LITERATURVerzweifelte Liebesmüh

Im Zug der spektakulären, von viel Kritikerlob begleiteten Wiederentdeckung der zuvor fast vergessenen US-Schriftstellerin Paula Fox ist nun auch das 1967 in Amerika publizierte Romandebüt der heute 80-Jährigen auf Deutsch erschienen: "Pech für George" zeigt beeindruckend, dass Fox gleich zu Beginn ihrer literarischen Karriere ihr Thema gefunden hatte: die Einsamkeit als unsichtbare Barriere zwischen den Menschen.

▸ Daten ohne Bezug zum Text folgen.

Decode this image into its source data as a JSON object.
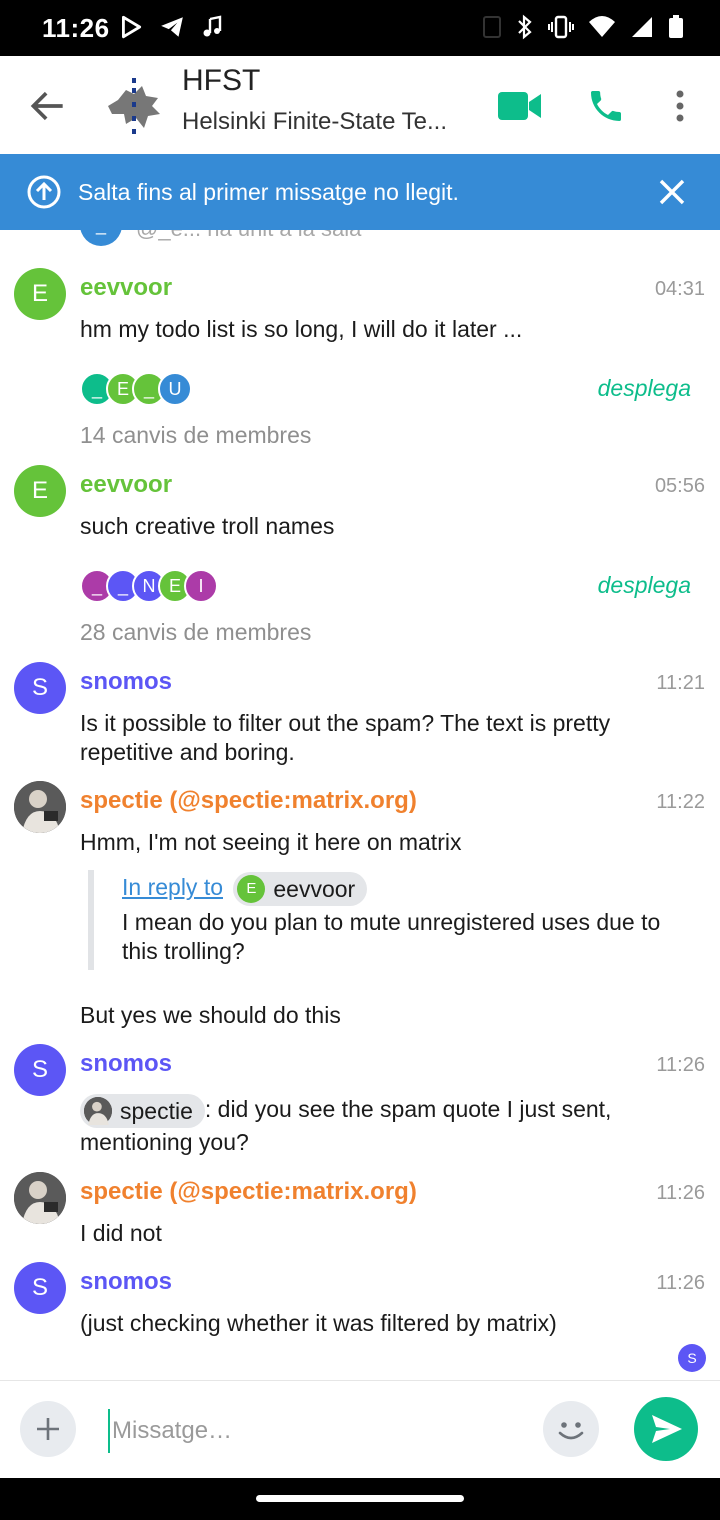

George, Lehrer und unheilbarer Moralist, hat nie daran gedacht, allein in ein Restaurant zu gehen oder gar allein zu leben. Alles ist bei ihm normal gelaufen: Schule, Studium, Job, Ehe. Doch eines Tages sitzt er in seinem frisch bezogenen Häuschen vor den Toren New Yorks - und die Möbel kommen ihm plötzlich schäbig vor. Das Ehepaar hat sie aus der alten Wohnung mitgeschleppt. Und nun sollen sie auch als Inventar einer neuen Lebensetappe dienen?
In diesem Moment taucht Ernest auf, ein Junge aus der Nachbarschaft, der in seiner Freizeit die Wohnungen anderer Menschen benutzt. Er bietet sich, ungebildet, verwahrlost und unterernährt, dem orientierungslosen George als Erziehungsobjekt geradezu an. Beinahe verzweifelt beginnt der Pädagoge um die Anerkennung des Jungen zu werben, argwöhnisch beobachtet von seiner eigenen Ehefrau. Am Vorabend von ''68 scheinen alle Prinzipien verlogen und jede Moral lächerlich - es kündigt sich eine Tragödie an. Das Gefühl endloser Verlassenheit blitzt in diesem Roman immer nur kurz auf, und doch vermag Paula Fox, die als Erzählerin bescheiden im Hintergrund agiert, einen Raum für menschliche Abgründe und Haltlosigkeit zu schaffen.
Paula Fox: "Pech für George". Aus dem Englischen von Susanne Röckel. Verlag C. H. Beck, München; 254 Seiten; 19,90 Euro.